Ownership. All work done for the client will be provided upon request once payment for services is rendered. We will provide access to download any logos, graphics, video, or other assets created for the client. For websites, software, or applications, clients will be provided with access to the source code and will be responsible for migrating or setting up hosting on their own servers or environment. They may not resell work without permission from Plexamedia but may use for their own purposes. Plexamedia may reuse portions or the entirety of work for our own purposes.
Term. All monthly services may be cancelled with 30 days notice.
Confidential Information. For the purposes of this Agreement, the term “Confidential Information” means all information disclosed to, or acquired by, Plexamedia, Inc, its employees or agents in connection with, which relates to the Client’s past, present and future research, developments, systems, operations and business activities, including, but not limited to, the following: all items and documents prepared for, or submitted to, the Client in connection with this Agreement; all information specially designated by the Client as confidential; but shall not include any information which was known to Plexamedia, Inc, its employees or agents prior to work commencing.
Plexamedia, Inc acknowledges that pursuant to the performance of its obligations under this Agreement, it may acquire Confidential Information. Plexamedia, Inc covenants and agrees to hold and maintain all Confidential Information in trust and confidence for the Client and not to use Confidential Information other than for the benefit of the Client.
Hosting. The website will be hosted on Plexamedia, Inc server. The Client will be responsible for a minimum hosting fee each month.
Severability.

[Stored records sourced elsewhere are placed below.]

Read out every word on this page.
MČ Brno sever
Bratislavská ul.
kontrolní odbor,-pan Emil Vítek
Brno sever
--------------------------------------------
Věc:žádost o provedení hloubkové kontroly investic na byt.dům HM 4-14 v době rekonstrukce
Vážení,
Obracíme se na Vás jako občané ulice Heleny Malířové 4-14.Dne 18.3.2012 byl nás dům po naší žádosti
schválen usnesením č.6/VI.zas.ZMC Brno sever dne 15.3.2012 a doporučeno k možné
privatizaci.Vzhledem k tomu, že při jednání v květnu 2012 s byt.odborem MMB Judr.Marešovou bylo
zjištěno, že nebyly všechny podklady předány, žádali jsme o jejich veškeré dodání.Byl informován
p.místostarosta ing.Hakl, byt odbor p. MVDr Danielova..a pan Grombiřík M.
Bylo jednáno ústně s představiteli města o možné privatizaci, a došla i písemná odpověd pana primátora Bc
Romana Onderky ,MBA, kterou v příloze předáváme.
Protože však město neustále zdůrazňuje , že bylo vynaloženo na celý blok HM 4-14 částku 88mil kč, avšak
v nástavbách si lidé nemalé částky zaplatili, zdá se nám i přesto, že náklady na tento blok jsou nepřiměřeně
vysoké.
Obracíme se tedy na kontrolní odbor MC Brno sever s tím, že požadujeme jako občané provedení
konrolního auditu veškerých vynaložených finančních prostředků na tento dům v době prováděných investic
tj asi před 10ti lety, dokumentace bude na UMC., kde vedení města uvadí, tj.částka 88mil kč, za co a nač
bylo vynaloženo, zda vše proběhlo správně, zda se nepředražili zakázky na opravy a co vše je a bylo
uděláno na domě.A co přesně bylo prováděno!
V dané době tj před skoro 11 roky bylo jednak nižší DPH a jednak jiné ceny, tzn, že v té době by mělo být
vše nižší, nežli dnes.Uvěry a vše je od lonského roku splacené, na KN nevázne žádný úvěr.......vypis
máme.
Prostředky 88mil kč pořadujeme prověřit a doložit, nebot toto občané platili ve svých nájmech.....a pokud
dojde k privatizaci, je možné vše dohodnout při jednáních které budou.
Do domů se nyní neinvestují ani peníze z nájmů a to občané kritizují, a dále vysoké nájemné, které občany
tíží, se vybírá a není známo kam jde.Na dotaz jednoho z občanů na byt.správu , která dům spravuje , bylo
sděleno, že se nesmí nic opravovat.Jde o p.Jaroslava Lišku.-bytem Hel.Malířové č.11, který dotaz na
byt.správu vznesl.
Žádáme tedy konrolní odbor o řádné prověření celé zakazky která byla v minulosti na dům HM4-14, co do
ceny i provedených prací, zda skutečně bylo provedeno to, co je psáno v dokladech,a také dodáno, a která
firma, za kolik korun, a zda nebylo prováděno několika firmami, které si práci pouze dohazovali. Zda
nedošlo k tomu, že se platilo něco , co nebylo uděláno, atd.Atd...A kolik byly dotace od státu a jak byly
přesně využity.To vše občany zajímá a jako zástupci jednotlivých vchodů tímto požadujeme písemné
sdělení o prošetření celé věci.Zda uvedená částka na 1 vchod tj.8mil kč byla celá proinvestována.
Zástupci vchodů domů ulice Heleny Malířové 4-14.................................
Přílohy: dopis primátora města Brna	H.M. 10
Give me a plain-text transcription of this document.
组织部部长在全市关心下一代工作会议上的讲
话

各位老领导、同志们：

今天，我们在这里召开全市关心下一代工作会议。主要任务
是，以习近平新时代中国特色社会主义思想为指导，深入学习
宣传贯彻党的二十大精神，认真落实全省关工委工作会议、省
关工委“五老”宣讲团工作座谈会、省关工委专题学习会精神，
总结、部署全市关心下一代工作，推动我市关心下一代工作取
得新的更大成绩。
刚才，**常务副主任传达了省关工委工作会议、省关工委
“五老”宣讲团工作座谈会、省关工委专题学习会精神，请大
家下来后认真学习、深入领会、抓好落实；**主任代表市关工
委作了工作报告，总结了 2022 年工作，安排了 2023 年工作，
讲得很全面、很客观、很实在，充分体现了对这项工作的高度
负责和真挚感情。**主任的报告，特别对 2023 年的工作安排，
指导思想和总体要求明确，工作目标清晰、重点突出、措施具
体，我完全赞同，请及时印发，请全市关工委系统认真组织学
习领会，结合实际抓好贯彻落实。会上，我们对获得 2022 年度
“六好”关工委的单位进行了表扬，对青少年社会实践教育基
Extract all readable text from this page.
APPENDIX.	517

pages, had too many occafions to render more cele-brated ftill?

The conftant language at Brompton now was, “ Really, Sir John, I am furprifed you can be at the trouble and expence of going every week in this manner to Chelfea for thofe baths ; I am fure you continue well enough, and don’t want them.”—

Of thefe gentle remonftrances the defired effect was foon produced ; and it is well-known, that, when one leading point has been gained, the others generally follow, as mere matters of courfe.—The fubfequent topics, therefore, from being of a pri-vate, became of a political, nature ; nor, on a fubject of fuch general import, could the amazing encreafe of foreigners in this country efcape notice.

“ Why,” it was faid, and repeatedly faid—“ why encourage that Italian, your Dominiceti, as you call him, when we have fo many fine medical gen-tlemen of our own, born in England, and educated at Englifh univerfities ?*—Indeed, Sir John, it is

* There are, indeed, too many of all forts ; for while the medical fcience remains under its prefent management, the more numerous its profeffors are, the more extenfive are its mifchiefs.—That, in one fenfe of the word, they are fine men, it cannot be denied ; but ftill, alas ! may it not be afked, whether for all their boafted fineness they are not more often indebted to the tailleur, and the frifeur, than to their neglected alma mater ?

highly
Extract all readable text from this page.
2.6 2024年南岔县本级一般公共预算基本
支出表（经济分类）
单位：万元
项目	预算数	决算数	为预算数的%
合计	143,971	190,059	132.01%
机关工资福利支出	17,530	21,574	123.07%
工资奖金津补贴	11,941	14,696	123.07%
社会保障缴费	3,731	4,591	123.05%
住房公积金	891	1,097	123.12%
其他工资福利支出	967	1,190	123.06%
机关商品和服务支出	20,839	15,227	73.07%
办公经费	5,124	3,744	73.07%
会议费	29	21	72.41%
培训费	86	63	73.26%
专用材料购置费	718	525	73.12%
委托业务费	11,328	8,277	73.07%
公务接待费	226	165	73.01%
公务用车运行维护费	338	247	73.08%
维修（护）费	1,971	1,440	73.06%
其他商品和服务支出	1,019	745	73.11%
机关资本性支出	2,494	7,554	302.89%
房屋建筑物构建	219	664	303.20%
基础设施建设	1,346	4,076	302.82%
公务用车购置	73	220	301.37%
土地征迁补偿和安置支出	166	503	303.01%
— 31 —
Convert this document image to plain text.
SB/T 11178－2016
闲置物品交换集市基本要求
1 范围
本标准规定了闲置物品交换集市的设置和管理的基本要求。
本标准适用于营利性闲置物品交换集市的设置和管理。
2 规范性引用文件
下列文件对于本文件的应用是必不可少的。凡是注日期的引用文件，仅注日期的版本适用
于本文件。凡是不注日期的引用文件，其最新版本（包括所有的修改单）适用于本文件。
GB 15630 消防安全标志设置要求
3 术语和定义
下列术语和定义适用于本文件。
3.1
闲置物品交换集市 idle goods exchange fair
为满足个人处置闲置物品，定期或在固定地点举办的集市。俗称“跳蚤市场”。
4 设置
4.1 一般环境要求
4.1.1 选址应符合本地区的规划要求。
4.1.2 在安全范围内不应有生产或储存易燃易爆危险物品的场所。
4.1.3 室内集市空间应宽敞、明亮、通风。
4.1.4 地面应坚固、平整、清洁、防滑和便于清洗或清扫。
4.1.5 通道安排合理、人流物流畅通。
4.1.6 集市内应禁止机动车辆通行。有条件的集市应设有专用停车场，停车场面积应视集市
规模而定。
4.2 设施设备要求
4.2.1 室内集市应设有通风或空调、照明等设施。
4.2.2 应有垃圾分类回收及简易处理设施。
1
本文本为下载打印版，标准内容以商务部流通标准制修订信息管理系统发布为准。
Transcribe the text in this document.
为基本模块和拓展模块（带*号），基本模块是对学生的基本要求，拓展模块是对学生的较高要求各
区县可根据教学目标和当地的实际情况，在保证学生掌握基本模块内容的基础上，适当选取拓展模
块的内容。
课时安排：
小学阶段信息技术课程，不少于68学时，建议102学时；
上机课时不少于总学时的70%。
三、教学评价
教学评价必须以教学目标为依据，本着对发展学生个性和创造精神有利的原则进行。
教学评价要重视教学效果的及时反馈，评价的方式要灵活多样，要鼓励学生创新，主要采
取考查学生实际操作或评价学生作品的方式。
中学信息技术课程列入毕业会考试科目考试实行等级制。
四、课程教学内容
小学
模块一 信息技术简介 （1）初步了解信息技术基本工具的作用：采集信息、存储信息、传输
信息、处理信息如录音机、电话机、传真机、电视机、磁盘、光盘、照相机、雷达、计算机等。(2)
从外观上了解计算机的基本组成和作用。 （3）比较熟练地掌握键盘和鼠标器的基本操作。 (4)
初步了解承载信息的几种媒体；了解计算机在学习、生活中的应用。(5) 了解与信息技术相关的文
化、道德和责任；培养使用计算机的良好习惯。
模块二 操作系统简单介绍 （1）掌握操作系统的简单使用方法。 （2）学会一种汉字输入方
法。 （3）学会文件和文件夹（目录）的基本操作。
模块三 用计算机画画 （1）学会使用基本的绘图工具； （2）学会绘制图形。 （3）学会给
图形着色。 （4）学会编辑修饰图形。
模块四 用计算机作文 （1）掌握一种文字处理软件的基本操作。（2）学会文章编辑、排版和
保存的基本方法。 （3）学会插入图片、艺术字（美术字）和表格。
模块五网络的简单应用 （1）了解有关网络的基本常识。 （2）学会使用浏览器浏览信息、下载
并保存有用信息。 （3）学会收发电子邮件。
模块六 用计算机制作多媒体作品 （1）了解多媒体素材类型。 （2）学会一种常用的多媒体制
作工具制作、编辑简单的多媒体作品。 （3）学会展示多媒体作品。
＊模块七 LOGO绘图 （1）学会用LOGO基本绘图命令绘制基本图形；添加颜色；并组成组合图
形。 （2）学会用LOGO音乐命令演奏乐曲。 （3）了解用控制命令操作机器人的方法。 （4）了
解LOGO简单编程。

If any paragraph of this Agreement or any portion thereof is determined to be unenforceable or invalid by the decision of any court by competent jurisdiction, which determination is not appealed or appealable, for any reason whatsoever, such unenforceability or invalidity shall not invalidate the whole Agreement, but the Agreement shall be construed as if it did not contain the particular provision held to be invalid and the rights and obligations of the parties shall be construed and enforced accordingly.
Further Assurances. The parties hereto covenant and agree that each shall and will, upon reasonable re- quest of the other, make, do, execute or cause to be made, done or executed, all such further and other lawful acts, deeds, things, devices and assurances whatsoever for the better or more perfect and absolute performance of the terms and conditions of this Agreement.
Governing Law. This Agreement shall be governed by and construed in accordance with the laws of the State of Alabama. All claims, causes of action or complaints arising from this Agreement are subject to the sole jurisdiction of the courts located in Etowah County, Alabama.